E QUANDO FOI
NA
NONA NOITE
Sherazade disse:
Contaram-me, ó Rei, que a feiticeira apanhou um pouco de água
do lago e pronunciou sobre ela algumas palavras misteriosas. Então
os peixes começaram a se agitar e levantaram a cabeça, tornando
a ser filhos de Adão, naquela hora e naquele instante, e desapareceu
a magia que se erguera contra os habitantes da cidade. E a cidade transformou-se
num lugar florescente, com sus bem construídos e cada habitante
recomeçou a exercer seu ofício. E as montanhas se transformaram
em ilhas, como outrora. E eis tudo, com respeito a eles!
Quando a jovem voltou imediatamente para junto do rei, sempre acreditando
que se tratava do negro, disse-lhe: “Meu querido, dá-me tua mão
para que a beije!” E o rei respondeu: “Aproxima-te mais de mim!” E ela
se aproximou. De repente, ele agarrou sua espada e lhe atravessou o peito,
tão bem que ela saiu pelas costas. Depois tornou a ferir, cortando-a
em duas metades.
Isso feito, saiu e encontrou o jovem enfeitiçado, que o esperava,
de pé. Então, cumprimentou-o e congratulou-se com ele pela
sua libertação. E o jovem beijou-lhe a mão e agradeceu-lhe
com efusão. Em seguida o rei disse: “Queres ficar na tua cidade
ou vir comigo?” E o jovem lhe falou: “Ó Rei, sabes que distância
há daqui a tua cidade?” E o rei falou: “Dois dias e meio.” Mas o
jovem falou: “Ó rei, estás adormecido, acorda! Daqui para
a tua cidade levarás um ano inteiro, com a vontade de Alá.
Vieste aqui em dois dias porque a cidade estava enfeitiçada. Alias,
eu, ó Rei, não te deixarei sequer pelo tempo de um bater
de pálpebras!” E o rei ficou feliz ao ouvir essas palavras
e disse: “Louvores a Alá que houve por bem colocar-te em meu caminho.
Porque de agora em diante tu és meu filho, pois que Alá até
aqui nunca me concedeu um filho!”
Em seguida, puseram-se a caminhas até ao palácio do rei
jovem que tinha sido encantado. E o rei jovem anunciou aos notáveis
de seu reino que ia partir para uma santa peregrinação à
Meca. Então foram feitos os preparativos e ele e o sultão
partiram, porque o coração do sultão ardia por sua
cidade, de onde estava ausente há um ano. Puseram-se a caminho levando
cinqüenta mamelucos carregados de presentes. E não cessaram
de viajar dia e noite durante um ano inteiro, até se aproximarem
da cidade do sultão.
Então o vizir saiu com os soldados ao encontro do sultão,
depois de ter desistido de tornar a vê-lo. Os soldados se aproximaram
e beijaram a terra diante dele, desejando-lhe boas vindas. E ele entrou
no palácio e sentou-se no trono. Depois chamou o vizir e contou-lhe
o que tinha acontecido.

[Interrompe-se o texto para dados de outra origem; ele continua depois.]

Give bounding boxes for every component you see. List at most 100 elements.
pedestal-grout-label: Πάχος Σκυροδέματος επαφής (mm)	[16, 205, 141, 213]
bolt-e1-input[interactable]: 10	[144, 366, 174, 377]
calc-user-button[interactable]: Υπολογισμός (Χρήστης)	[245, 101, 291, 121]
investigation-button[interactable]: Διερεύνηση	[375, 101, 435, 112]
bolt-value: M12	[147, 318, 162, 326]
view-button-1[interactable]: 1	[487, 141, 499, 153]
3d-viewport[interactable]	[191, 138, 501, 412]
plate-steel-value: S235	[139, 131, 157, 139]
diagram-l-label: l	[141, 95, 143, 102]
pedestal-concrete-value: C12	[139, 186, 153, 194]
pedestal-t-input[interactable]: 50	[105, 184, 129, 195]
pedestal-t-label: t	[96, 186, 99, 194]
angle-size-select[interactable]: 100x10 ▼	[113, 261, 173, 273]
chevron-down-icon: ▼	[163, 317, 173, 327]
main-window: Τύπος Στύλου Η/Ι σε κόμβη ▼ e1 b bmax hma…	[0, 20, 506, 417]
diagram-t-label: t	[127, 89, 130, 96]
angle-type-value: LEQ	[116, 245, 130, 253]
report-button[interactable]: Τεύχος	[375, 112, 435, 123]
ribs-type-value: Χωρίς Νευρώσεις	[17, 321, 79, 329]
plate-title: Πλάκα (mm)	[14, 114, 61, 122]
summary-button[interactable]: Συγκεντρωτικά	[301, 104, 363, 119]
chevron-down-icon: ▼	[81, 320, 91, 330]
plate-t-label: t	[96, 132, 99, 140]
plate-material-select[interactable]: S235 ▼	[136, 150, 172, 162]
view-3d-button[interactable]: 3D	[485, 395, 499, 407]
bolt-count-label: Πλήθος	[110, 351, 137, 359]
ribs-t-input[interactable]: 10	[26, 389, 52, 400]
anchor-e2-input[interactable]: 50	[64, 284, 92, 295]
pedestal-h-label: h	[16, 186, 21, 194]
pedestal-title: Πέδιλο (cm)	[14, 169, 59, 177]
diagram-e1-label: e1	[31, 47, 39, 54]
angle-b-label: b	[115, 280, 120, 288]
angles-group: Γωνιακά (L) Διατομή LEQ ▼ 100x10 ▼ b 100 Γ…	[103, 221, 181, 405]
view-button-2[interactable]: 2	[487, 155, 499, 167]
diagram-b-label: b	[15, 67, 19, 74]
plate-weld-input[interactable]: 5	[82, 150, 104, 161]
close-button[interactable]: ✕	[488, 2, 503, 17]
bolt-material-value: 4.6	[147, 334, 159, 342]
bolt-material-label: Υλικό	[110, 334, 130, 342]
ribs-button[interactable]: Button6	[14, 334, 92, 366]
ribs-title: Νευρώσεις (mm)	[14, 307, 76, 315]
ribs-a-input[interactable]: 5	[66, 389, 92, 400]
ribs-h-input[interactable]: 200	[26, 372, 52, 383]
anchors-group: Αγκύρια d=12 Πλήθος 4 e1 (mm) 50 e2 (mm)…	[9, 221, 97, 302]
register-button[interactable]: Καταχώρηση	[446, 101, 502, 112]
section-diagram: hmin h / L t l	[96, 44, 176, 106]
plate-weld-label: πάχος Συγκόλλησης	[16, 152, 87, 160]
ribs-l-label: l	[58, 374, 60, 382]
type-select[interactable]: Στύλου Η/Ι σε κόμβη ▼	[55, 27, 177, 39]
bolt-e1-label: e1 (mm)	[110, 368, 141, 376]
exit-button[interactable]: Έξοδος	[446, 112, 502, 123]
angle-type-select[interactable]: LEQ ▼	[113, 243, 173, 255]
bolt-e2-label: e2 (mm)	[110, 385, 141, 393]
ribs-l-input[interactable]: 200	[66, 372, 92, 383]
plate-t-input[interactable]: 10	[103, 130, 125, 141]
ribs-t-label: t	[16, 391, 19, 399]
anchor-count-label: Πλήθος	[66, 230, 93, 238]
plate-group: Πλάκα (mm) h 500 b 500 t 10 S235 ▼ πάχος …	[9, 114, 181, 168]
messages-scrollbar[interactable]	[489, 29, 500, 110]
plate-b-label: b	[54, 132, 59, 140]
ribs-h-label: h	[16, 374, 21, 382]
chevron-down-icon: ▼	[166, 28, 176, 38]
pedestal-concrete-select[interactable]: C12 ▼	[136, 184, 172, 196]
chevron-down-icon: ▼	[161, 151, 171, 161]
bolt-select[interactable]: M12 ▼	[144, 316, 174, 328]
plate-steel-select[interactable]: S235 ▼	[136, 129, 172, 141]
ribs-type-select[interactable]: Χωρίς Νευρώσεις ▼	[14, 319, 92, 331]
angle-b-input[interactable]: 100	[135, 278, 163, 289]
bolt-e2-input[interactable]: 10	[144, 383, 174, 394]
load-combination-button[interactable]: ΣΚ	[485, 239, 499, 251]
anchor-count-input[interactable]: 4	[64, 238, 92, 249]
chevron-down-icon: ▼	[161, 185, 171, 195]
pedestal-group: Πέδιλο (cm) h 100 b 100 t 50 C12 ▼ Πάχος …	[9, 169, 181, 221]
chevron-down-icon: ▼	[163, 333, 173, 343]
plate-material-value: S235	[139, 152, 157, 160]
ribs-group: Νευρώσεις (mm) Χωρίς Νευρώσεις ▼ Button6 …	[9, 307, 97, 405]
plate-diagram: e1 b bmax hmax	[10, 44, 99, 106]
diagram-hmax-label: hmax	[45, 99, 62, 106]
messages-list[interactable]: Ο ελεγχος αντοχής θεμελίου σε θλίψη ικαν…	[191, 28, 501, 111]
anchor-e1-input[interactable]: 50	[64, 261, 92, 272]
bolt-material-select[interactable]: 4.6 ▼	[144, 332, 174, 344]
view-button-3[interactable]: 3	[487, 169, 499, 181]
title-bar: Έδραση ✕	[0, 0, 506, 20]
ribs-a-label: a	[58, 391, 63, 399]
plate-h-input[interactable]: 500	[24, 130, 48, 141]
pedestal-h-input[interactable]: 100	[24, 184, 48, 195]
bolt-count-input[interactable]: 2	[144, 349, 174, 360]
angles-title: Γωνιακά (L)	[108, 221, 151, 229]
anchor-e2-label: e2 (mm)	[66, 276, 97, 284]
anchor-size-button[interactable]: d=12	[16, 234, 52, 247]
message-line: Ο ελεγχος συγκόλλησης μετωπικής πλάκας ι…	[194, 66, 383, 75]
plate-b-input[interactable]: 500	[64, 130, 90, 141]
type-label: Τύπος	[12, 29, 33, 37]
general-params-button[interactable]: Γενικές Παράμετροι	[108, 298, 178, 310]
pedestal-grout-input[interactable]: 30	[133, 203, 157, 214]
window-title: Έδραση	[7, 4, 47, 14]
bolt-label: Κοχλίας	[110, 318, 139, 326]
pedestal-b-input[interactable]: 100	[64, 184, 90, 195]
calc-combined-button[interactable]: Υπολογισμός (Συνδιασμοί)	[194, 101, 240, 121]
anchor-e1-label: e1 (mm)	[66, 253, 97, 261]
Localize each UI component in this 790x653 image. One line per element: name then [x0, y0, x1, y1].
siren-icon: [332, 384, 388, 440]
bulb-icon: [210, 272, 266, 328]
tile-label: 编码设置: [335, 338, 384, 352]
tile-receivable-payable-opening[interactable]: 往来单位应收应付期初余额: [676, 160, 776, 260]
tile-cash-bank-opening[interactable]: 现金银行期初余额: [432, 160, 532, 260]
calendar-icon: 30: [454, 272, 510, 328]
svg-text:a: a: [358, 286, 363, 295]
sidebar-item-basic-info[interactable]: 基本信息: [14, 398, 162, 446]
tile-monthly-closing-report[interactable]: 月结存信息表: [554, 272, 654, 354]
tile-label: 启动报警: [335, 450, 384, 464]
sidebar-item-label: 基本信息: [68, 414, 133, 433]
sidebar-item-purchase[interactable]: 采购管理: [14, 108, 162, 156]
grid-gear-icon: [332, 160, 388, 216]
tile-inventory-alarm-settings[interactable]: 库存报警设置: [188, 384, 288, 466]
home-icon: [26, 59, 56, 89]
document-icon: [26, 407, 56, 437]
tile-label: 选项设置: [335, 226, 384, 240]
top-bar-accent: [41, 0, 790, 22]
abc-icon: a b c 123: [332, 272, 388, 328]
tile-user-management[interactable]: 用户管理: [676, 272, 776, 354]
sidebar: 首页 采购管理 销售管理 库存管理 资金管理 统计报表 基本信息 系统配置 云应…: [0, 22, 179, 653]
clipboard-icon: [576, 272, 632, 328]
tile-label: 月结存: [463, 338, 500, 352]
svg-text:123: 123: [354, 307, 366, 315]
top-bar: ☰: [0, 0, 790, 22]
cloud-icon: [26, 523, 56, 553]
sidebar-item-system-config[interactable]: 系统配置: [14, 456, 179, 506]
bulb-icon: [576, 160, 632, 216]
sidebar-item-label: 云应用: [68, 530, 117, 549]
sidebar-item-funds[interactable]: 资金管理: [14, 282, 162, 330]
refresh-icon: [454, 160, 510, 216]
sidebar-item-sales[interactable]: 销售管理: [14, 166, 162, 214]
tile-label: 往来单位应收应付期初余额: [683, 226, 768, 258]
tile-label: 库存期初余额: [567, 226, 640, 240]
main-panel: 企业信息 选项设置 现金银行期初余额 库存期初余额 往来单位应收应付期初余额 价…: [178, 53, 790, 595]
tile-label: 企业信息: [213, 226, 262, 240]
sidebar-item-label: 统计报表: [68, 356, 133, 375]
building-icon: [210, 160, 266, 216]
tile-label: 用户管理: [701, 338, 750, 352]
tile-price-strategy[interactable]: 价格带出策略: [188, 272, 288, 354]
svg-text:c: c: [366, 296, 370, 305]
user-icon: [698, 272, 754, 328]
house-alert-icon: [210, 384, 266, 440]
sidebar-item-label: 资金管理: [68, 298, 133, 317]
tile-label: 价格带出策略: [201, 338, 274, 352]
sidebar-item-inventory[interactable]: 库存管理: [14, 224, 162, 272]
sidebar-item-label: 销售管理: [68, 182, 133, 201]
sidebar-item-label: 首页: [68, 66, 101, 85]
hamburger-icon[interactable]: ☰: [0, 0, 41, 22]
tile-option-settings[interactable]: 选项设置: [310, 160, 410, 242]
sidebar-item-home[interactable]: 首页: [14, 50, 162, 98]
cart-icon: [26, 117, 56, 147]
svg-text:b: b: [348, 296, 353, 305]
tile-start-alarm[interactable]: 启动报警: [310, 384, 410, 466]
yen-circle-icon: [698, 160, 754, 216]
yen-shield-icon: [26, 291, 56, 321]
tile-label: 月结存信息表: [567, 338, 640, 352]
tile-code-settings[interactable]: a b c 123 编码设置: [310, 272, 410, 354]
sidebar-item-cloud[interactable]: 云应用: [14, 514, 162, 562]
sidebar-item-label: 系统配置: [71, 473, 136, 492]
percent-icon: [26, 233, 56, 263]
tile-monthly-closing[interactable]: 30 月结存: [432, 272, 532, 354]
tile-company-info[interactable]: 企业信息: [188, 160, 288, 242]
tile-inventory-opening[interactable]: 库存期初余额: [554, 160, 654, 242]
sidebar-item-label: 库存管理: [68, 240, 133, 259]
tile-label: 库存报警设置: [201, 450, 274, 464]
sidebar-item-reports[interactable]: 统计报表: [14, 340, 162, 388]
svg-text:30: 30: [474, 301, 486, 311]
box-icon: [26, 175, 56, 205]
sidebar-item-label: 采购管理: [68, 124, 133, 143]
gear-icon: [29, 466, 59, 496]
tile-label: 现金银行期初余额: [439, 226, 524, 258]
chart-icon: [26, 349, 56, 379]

Quando o vizir tomou conhecimento da história
do jovem, fez-lhe cumprimentos pela sua libertação e salvação.
Nesse entretempo, o sultão gratificou muitas pessoas, depois
disse ao vizir: “Traze aqui o pescador que me trouxe os peixes.” E o vizir
mandou buscar o pescador que fora a causa da libertação dos
habitantes da cidade. E o rei fez que ele se aproximasse e presenteou-o
com trajes de honra e interrogou-o sobre sua vida, perguntando-lhe se tinha
filhos. E o pescador disse ter um filho e duas filhas. Então o rei
casou-se com uma das filhas e o jovem com a outra. Depois o rei conservou
o pai junto dele, nomeando-o tesoureiro-chefe. Em seguida, enviou o vizir
à cidade do jovem, situada nas Ilhas Negras, nomeando-o sultão,
e mandou com ele os cinqüenta mamelucos que antes o haviam acompanhado,
carregados de muitas roupas de honra para os emires. Aí o vizir
beijou-lhe as mãos e saiu para a viagem. E o sultão e o jovem
continuaram a morar juntos, felizes com as esposas, numa vida de
tranqüilas delícias e frescor no coração. Quanto
ao pescador, tornou-se o homem mais faustoso de seu tempo. e foi nesse
estado que, depois de muitos anos fartos, veio visitá-los a Separadora
dos amigos, a Inevitável, a Silenciosa, a Inexorável: a Morte!